I’m a Data Scientist and Solutions Architect at JustGiving, leading the delivery and data engineering of our AWS-based data science and analytics RAVEN platform, and the production deployment of Apache Spark, Scala and Python solutions that integrate with the mobile application and website.
I find that people often think about big data solutions as focusing on the size of the logs, unstructured data, number of rows etc. You could think of this as a big data lake that has everything on which you can run reporting, metrics calculations, machine learning algorithms and graph analytics processes. This can cover most traditional use cases but often long running ETL or Spark jobs need to run on a schedule so the data is not always up to date.
However another important area is Streaming analytics which works slightly differently in that you need to analyse or make calculations on the one or many stream of events directly. I like to think of it as having the data drive the code rather than the code querying the data as for non-streaming or batch solutions. Stream processing is gaining more and more adoption for use cases such as real-time dashboards, fraud detection, and operational issue notification. For example, an analytics system could process click events on check-out from an e-commerce application and create aggregate for each minute of the day, to allow users and systems to react in the best way.
Traditionally, this would have gone through a data warehouse or a NoSQL database, and the data pipeline code could be custom built or based on third-party software. In addition the data reports and dashboards would only be refreshed every few hours or as part of an overnight ETL job. Using a streaming analytics architecture, we can provide analysis of events typically within one minute or less.

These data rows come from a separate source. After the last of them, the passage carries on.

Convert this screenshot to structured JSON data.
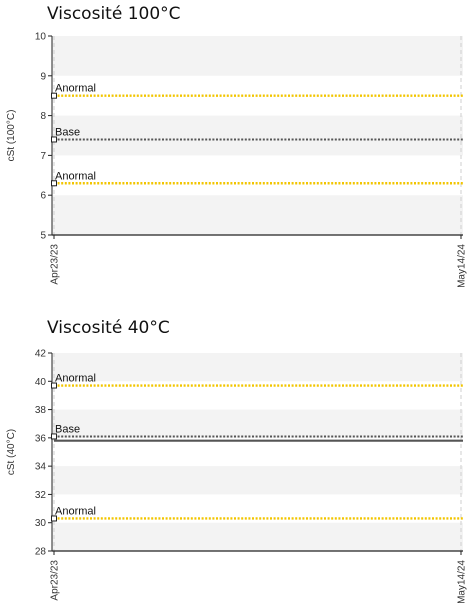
{
  "chart_data": [
    {
      "type": "line",
      "title": "Viscosité 100°C",
      "ylabel": "cSt (100°C)",
      "ylim": [
        5,
        10
      ],
      "yticks": [
        "5",
        "6",
        "7",
        "8",
        "9",
        "10"
      ],
      "x_categories": [
        "Apr23/23",
        "May14/24"
      ],
      "series": [
        {
          "name": "Anormal",
          "values": [
            8.5,
            8.5
          ],
          "color": "#f2c500",
          "style": "dotted"
        },
        {
          "name": "Base",
          "values": [
            7.4,
            7.4
          ],
          "color": "#555555",
          "style": "dotted"
        },
        {
          "name": "Anormal",
          "values": [
            6.3,
            6.3
          ],
          "color": "#f2c500",
          "style": "dotted"
        }
      ],
      "bands": [
        [
          5,
          6
        ],
        [
          7,
          8
        ],
        [
          9,
          10
        ]
      ],
      "grid": false
    },
    {
      "type": "line",
      "title": "Viscosité 40°C",
      "ylabel": "cSt (40°C)",
      "ylim": [
        28,
        42
      ],
      "yticks": [
        "28",
        "30",
        "32",
        "34",
        "36",
        "38",
        "40",
        "42"
      ],
      "x_categories": [
        "Apr23/23",
        "May14/24"
      ],
      "series": [
        {
          "name": "Anormal",
          "values": [
            39.7,
            39.7
          ],
          "color": "#f2c500",
          "style": "dotted"
        },
        {
          "name": "Base",
          "values": [
            36.1,
            36.1
          ],
          "color": "#555555",
          "style": "dotted"
        },
        {
          "name": "",
          "values": [
            35.8,
            35.8
          ],
          "color": "#555555",
          "style": "solid"
        },
        {
          "name": "Anormal",
          "values": [
            30.3,
            30.3
          ],
          "color": "#f2c500",
          "style": "dotted"
        }
      ],
      "bands": [
        [
          28,
          30
        ],
        [
          32,
          34
        ],
        [
          36,
          38
        ],
        [
          40,
          42
        ]
      ],
      "grid": false
    }
  ]
}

To that end I’ve recently written a post on the AWS Big Data Blog on how, in a few lines of Python code, you can do streaming analytics in AWS, without needing to run and maintain an Apache Spark cluster or EC2 server. I discuss how you can create a clusterless or serverless solution using only AWS Kinesis, DynamoDB, Lambda, and CloudWatch.
You will benefit from:
- Lower costs – you only pay when the code is executed and do not need to maintain an always-on cluster
- AWS security – you do not need to manage any keys or passwords
- High availability and scalability – the Lambda functions are executed in multiple availability zones and scales with the data load in Kinesis.